1. Did you find out who was behind that action?
  2. Did you find out who had been behind that action?

So Past Perfect refers to events that happened before the main event. So i think 2 is correct but 1 is used rather than 2. Then why is 1 correct?

3 Answers 3


If you use the past perfect "Did you find out who had been behind that action", you are choosing to refer to the events relative to some focus point in the past.

I emphasise "choosing", because in many cases this is a completely free choice.

Sometimes, if you don't, clarity will be compromised because the sequence of events is important, and might not be clear.

But often, it makes no difference to the clarity whether you bring in that temporal focus or not. And indeed, native speakers often do not bother with the past perfect when the meaning is clear without it.

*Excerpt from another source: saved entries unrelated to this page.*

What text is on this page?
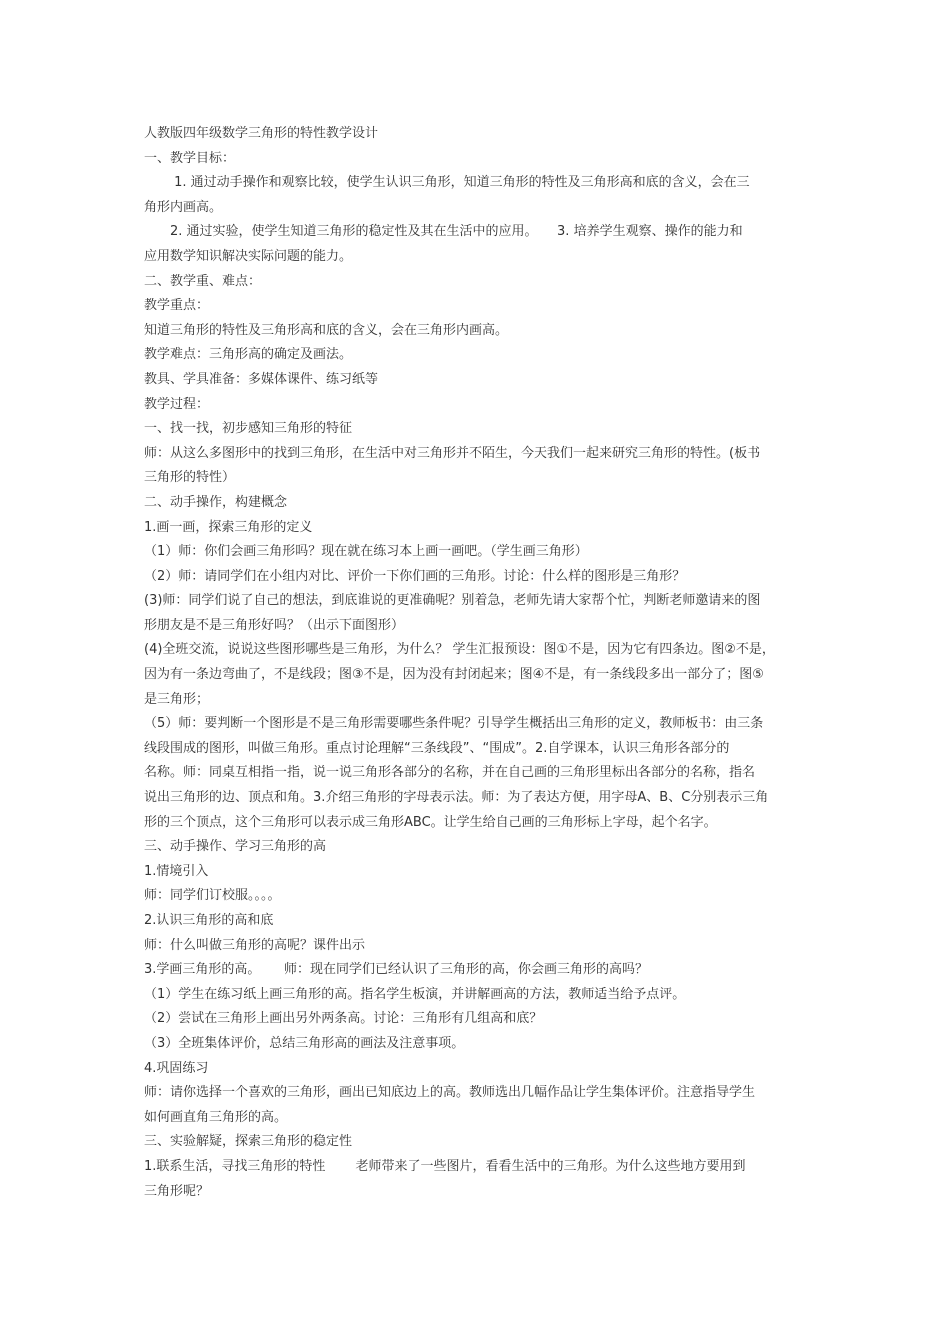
人教版四年级数学三角形的特性教学设计
一、教学目标：
　　 1. 通过动手操作和观察比较，使学生认识三角形，知道三角形的特性及三角形高和底的含义，会在三
角形内画高。
　　2. 通过实验，使学生知道三角形的稳定性及其在生活中的应用。　　3. 培养学生观察、操作的能力和
应用数学知识解决实际问题的能力。
二、教学重、难点：
教学重点：
知道三角形的特性及三角形高和底的含义，会在三角形内画高。
教学难点：三角形高的确定及画法。
教具、学具准备：多媒体课件、练习纸等
教学过程：
一、找一找，初步感知三角形的特征
师：从这么多图形中的找到三角形，在生活中对三角形并不陌生，今天我们一起来研究三角形的特性。(板书
三角形的特性）
二、动手操作，构建概念
1.画一画，探索三角形的定义
（1）师：你们会画三角形吗？现在就在练习本上画一画吧。（学生画三角形）
（2）师：请同学们在小组内对比、评价一下你们画的三角形。讨论：什么样的图形是三角形？
(3)师：同学们说了自己的想法，到底谁说的更准确呢？别着急，老师先请大家帮个忙，判断老师邀请来的图
形朋友是不是三角形好吗？（出示下面图形）
(4)全班交流，说说这些图形哪些是三角形，为什么？ 学生汇报预设：图①不是，因为它有四条边。图②不是，
因为有一条边弯曲了，不是线段；图③不是，因为没有封闭起来；图④不是，有一条线段多出一部分了；图⑤
是三角形；
（5）师：要判断一个图形是不是三角形需要哪些条件呢？引导学生概括出三角形的定义，教师板书：由三条
线段围成的图形，叫做三角形。重点讨论理解“三条线段”、“围成”。2.自学课本，认识三角形各部分的
名称。师：同桌互相指一指，说一说三角形各部分的名称，并在自己画的三角形里标出各部分的名称，指名
说出三角形的边、顶点和角。3.介绍三角形的字母表示法。师：为了表达方便，用字母A、B、C分别表示三角
形的三个顶点，这个三角形可以表示成三角形ABC。让学生给自己画的三角形标上字母，起个名字。
三、动手操作、学习三角形的高
1.情境引入
师：同学们订校服。。。。
2.认识三角形的高和底
师：什么叫做三角形的高呢？课件出示
3.学画三角形的高。　　 师：现在同学们已经认识了三角形的高，你会画三角形的高吗？
（1）学生在练习纸上画三角形的高。指名学生板演，并讲解画高的方法，教师适当给予点评。
（2）尝试在三角形上画出另外两条高。讨论：三角形有几组高和底？
（3）全班集体评价，总结三角形高的画法及注意事项。
4.巩固练习
师：请你选择一个喜欢的三角形，画出已知底边上的高。教师选出几幅作品让学生集体评价。注意指导学生
如何画直角三角形的高。
三、实验解疑，探索三角形的稳定性
1.联系生活，寻找三角形的特性　　 老师带来了一些图片，看看生活中的三角形。为什么这些地方要用到
三角形呢？
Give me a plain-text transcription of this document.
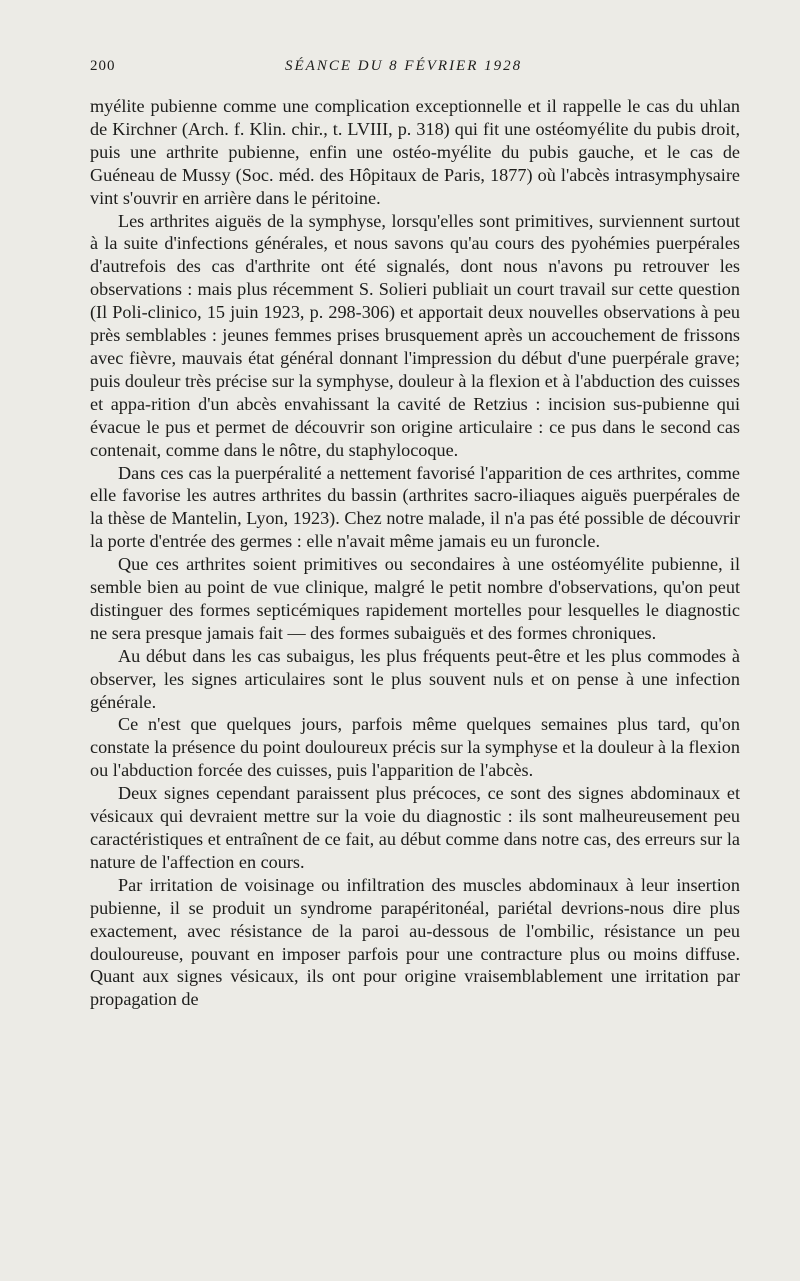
200	SÉANCE DU 8 FÉVRIER 1928

myélite pubienne comme une complication exceptionnelle et il rappelle le cas du uhlan de Kirchner (Arch. f. Klin. chir., t. LVIII, p. 318) qui fit une ostéomyélite du pubis droit, puis une arthrite pubienne, enfin une ostéo-myélite du pubis gauche, et le cas de Guéneau de Mussy (Soc. méd. des Hôpitaux de Paris, 1877) où l'abcès intrasymphysaire vint s'ouvrir en arrière dans le péritoine.

Les arthrites aiguës de la symphyse, lorsqu'elles sont primitives, surviennent surtout à la suite d'infections générales, et nous savons qu'au cours des pyohémies puerpérales d'autrefois des cas d'arthrite ont été signalés, dont nous n'avons pu retrouver les observations : mais plus récemment S. Solieri publiait un court travail sur cette question (Il Poli-clinico, 15 juin 1923, p. 298-306) et apportait deux nouvelles observations à peu près semblables : jeunes femmes prises brusquement après un accouchement de frissons avec fièvre, mauvais état général donnant l'impression du début d'une puerpérale grave; puis douleur très précise sur la symphyse, douleur à la flexion et à l'abduction des cuisses et appa-rition d'un abcès envahissant la cavité de Retzius : incision sus-pubienne qui évacue le pus et permet de découvrir son origine articulaire : ce pus dans le second cas contenait, comme dans le nôtre, du staphylocoque.

Dans ces cas la puerpéralité a nettement favorisé l'apparition de ces arthrites, comme elle favorise les autres arthrites du bassin (arthrites sacro-iliaques aiguës puerpérales de la thèse de Mantelin, Lyon, 1923). Chez notre malade, il n'a pas été possible de découvrir la porte d'entrée des germes : elle n'avait même jamais eu un furoncle.

Que ces arthrites soient primitives ou secondaires à une ostéomyélite pubienne, il semble bien au point de vue clinique, malgré le petit nombre d'observations, qu'on peut distinguer des formes septicémiques rapidement mortelles pour lesquelles le diagnostic ne sera presque jamais fait — des formes subaiguës et des formes chroniques.

Au début dans les cas subaigus, les plus fréquents peut-être et les plus commodes à observer, les signes articulaires sont le plus souvent nuls et on pense à une infection générale.

Ce n'est que quelques jours, parfois même quelques semaines plus tard, qu'on constate la présence du point douloureux précis sur la symphyse et la douleur à la flexion ou l'abduction forcée des cuisses, puis l'apparition de l'abcès.

Deux signes cependant paraissent plus précoces, ce sont des signes abdominaux et vésicaux qui devraient mettre sur la voie du diagnostic : ils sont malheureusement peu caractéristiques et entraînent de ce fait, au début comme dans notre cas, des erreurs sur la nature de l'affection en cours.

Par irritation de voisinage ou infiltration des muscles abdominaux à leur insertion pubienne, il se produit un syndrome parapéritonéal, pariétal devrions-nous dire plus exactement, avec résistance de la paroi au-dessous de l'ombilic, résistance un peu douloureuse, pouvant en imposer parfois pour une contracture plus ou moins diffuse. Quant aux signes vésicaux, ils ont pour origine vraisemblablement une irritation par propagation de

  • Thanks for answering. I was confused because of "Did". Also can you tell me what are you refering to when you say "without".
    – ikigai20
    Sep 22, 2019 at 13:51
  • @lollel123: I edited to add the missing word "it". The Did doesn't change anything: the past perfect could be used, but is not required when it's clear without it.
    – Colin Fine
    Sep 22, 2019 at 13:55
  • So there is this sentence. "I killed the guy who killed my friend." The guy i am referring to killed my friend before I killed him, it is obvious. But we dont have to use past perfect because I merely introduced that the fact that he killed my friend and therefore is not related to the main verb. Am I Correct?
    – ikigai20
    Sep 22, 2019 at 14:04
  • That's right. The sequence is unambiguous, so you don't have to make it explicit.
    – Colin Fine
    Sep 22, 2019 at 15:25

first sentence belong to past perfect,and second one belong to past perfect continous

  • The OP is asking why (1) is correct... I think the answer should depend on the context which the OP should provide?
    – shin
    Sep 23, 2019 at 8:48

the first sentence looks back to the past from the present and the second sentence looks back from the past to a point further back in the past.